Но, может быть, эта «разница кровей» давала еще и столь оглушительный эффект, такой взрыв эмоций, который творческому человеку необходим, как воздух?!
* * *
Такое ощущение, что отношения «евреи – Россия – революция» выстраивались в некий треугольник, подобный тому, что выстраивался в отношениях «Бродский – Басманова – Бобышев», или в моих отношениях с Надеждой Николаевной «Я – Надежда Николаевна – любовь».
Словно в знаменитом «треугольнике Карпмана, описывающем созависимые отношения по принципу «преследователь – спасатель – жертва».
То есть, такого рода отношения, где с течением времени или в зависимости от обстоятельств роли могут меняться, причем самым драматическим образом.
Скажем, в случае с евреями в первоначальном варианте евреи были «жертвой», Россия – «преследователем», революции отводилась роль «спасателя».

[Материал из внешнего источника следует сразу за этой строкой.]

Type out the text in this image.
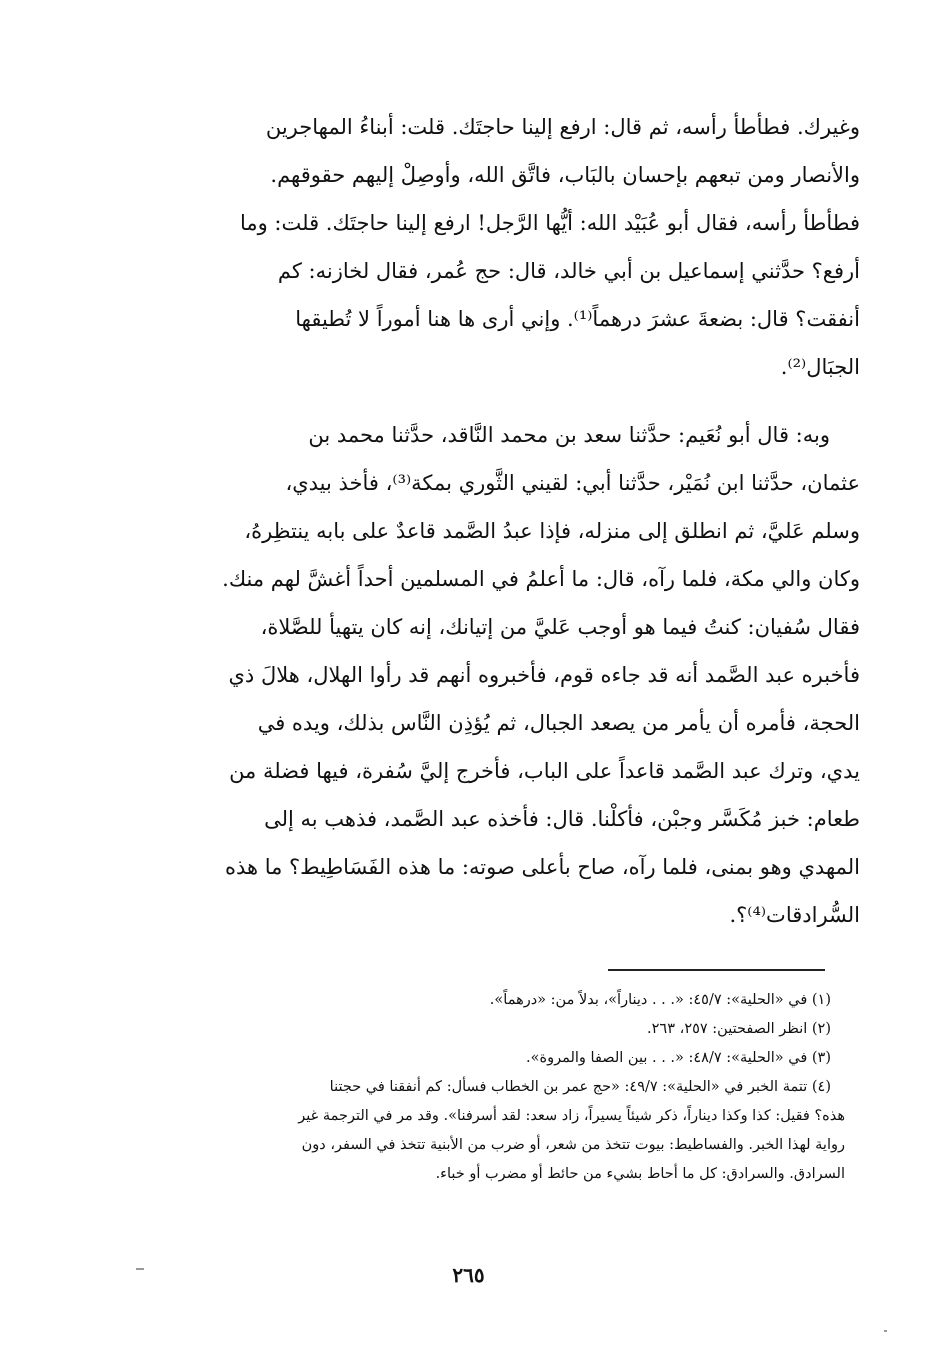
وغيرك. فطأطأ رأسه، ثم قال: ارفع إلينا حاجتَك. قلت: أبناءُ المهاجرين
والأنصار ومن تبعهم بإحسان بالبَاب، فاتَّق الله، وأوصِلْ إليهم حقوقهم.
فطأطأ رأسه، فقال أبو عُبَيْد الله: أيُّها الرَّجل! ارفع إلينا حاجتَك. قلت: وما
أرفع؟ حدَّثني إسماعيل بن أبي خالد، قال: حج عُمر، فقال لخازنه: كم
أنفقت؟ قال: بضعةَ عشرَ درهماً⁽¹⁾. وإني أرى ها هنا أموراً لا تُطيقها
الجبَال⁽²⁾.
وبه: قال أبو نُعَيم: حدَّثنا سعد بن محمد النَّاقد، حدَّثنا محمد بن
عثمان، حدَّثنا ابن نُمَيْر، حدَّثنا أبي: لقيني الثَّوري بمكة⁽³⁾، فأخذ بيدي،
وسلم عَليَّ، ثم انطلق إلى منزله، فإذا عبدُ الصَّمد قاعدٌ على بابه ينتظِرهُ،
وكان والي مكة، فلما رآه، قال: ما أعلمُ في المسلمين أحداً أغشَّ لهم منك.
فقال سُفيان: كنتُ فيما هو أوجب عَليَّ من إتيانك، إنه كان يتهيأ للصَّلاة،
فأخبره عبد الصَّمد أنه قد جاءه قوم، فأخبروه أنهم قد رأوا الهلال، هلالَ ذي
الحجة، فأمره أن يأمر من يصعد الجبال، ثم يُؤذِن النَّاس بذلك، ويده في
يدي، وترك عبد الصَّمد قاعداً على الباب، فأخرج إليَّ سُفرة، فيها فضلة من
طعام: خبز مُكَسَّر وجبْن، فأكلْنا. قال: فأخذه عبد الصَّمد، فذهب به إلى
المهدي وهو بمنى، فلما رآه، صاح بأعلى صوته: ما هذه الفَسَاطِيط؟ ما هذه
السُّرادقات⁽⁴⁾؟.
(١) في «الحلية»: ٤٥/٧: «. . . ديناراً»، بدلاً من: «درهماً».
(٢) انظر الصفحتين: ٢٥٧، ٢٦٣.
(٣) في «الحلية»: ٤٨/٧: «. . . بين الصفا والمروة».
(٤) تتمة الخبر في «الحلية»: ٤٩/٧: «حج عمر بن الخطاب فسأل: كم أنفقنا في حجتنا
هذه؟ فقيل: كذا وكذا ديناراً، ذكر شيئاً يسيراً، زاد سعد: لقد أسرفنا». وقد مر في الترجمة غير
رواية لهذا الخبر. والفساطيط: بيوت تتخذ من شعر، أو ضرب من الأبنية تتخذ في السفر، دون
السرادق. والسرادق: كل ما أحاط بشيء من حائط أو مضرب أو خباء.
٢٦٥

Но евреям осточертело быть жертвой, и они решили оплодотворить революцию, которая виделась им спасательницей от всех их бед. Хотя, во-первых, далеко не все евреи на это решились, были и те, кто вообще стоял за эмиграцию в Палестину, были те, кто просто эмигрировал за рубеж, в Европу или в США, были те, кто поддерживал другие партии, к примеру, кадетов, но только не большевиков.
Но это неважно, роли поменялись – Россия оказалась в роли жертвы, евреи ее спасали, памятуя, что раньше били их, спасая Россию.
Примерно нечто подобное проходило и в треугольнике «Бродский – Басманова – Бобышев» (просто какое-то бомбическое три «б», барабанная дробь, бередящая раны боль), где стороны то и дело менялись ролями. Поначалу Бродский одновременно был и преследователем, и спасателем, а Басманова – жертвой, или таковую изображала. Но трудно играть две роли сразу, и тогда, как черт из табакерки, появился Бобышев, и жертвой стал Бродский, Бобышев спасателем, но – странное дело – спасал он Марину, которая его преследовала, чтобы перевести Бродского в разряд жертвы. Затем жертвой пал Бобышев, потому что от него отвернулись друзья за то, что его соблазнила Марина, но она рядилась в тогу спасателя, хотя позволяла иногда Бобышеву «преследовать» ее.
По мнению самого Карпмана, такого рода отношения затягивают, их непросто разорвать, да и сами участники, подлаживаясь под эту модель, нередко соответствуют ей, не очень и стремясь отказаться от неё, а наоборот, словно зачарованные, меняются ролями, не зная, каков будет конечный результат.
Каждый в определенное время вдруг сбрасывал с себя пальто, меняя его на пальто другого цвета, что и порождало столь неожиданные и непредвиденные поступки.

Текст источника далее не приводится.